The study is part of a larger research effort funded by the National Institute on Drug Abuse to explore how fast-acting treatments like MDMA, ketamine, and psilocybin affect brain circuits.
“What set this MDMA study apart is that it’s the first to use a person’s pre-treatment brain circuit profile—what we call a biotype—to predict their acute response to the intervention,” Zhang and Williams said. “This circuit biotype-guided approach offers a promising way to improve future clinical trials and, ultimately, routine care. It could help stratify likely responders, rule out likely non-responders, minimize side effects, and streamline treatment – all key steps toward safer, more effective, and more accessible mental healthcare.”

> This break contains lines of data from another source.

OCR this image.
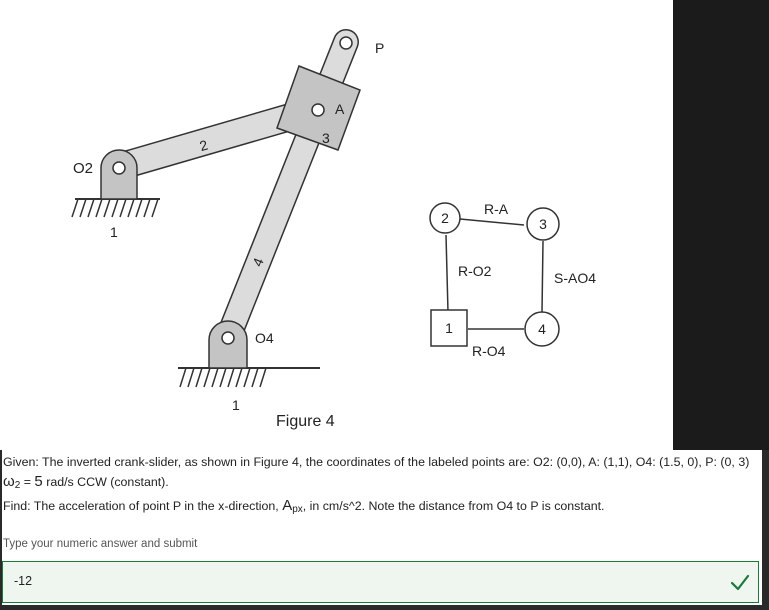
O2
A
O4
P
1
1
2	3
4
Figure 4
2	3
1	4
R-A
R-O2	S-AO4
R-O4
Given: The inverted crank-slider, as shown in Figure 4, the coordinates of the labeled points are: O2: (0,0), A: (1,1), O4: (1.5, 0), P: (0, 3) $\omega_2 = 5$ rad/s CCW (constant).
Find: The acceleration of point P in the x-direction, $A_{px}$, in cm/s^2. Note the distance from O4 to P is constant.
Type your numeric answer and submit
-12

In the long term, the researchers hope to build tools that use brain scans to guide personalized treatment decisions. By identifying “biotypes” based on brain activity, clinicians could better determine which interventions are most likely to help specific individuals. This could reduce the burden of trial-and-error approaches that are common in mental health care today.
“The next step is to validate our circuit-based biotype in individuals with PTSD, and we’re actively doing that in our ongoing neuroimaging trial,” Zhang and Williams explained. “Longer term, we aim to accelerate the clinical translation of our tools that use brain imaging to help match each person with the treatment most likely works for them. We also plan to expand the matching of biotypes to additional treatments, and determine which treatments are specific to each biotype. This precision medicine approach could lead to more effective, personalized care—dramatically reducing the burden of trial-and-error treatment.”
The study, “Negative Affect Circuit Subtypes and Neural, Behavioral, and Affective Responses to MDMA: A Randomized Clinical Trial,” was conducted by Xue Zhang, Laura M. Hack, Claire Bertrand, Rachel Hilton, Nancy J. Gray, Leyla Boyar, Jessica Laudie, Boris D. Heifets, Trisha Suppes, Peter J. van Roessel, Carolyn I. Rodriguez, Karl Deisseroth, Brian Knutson, and Leanne M. Williams.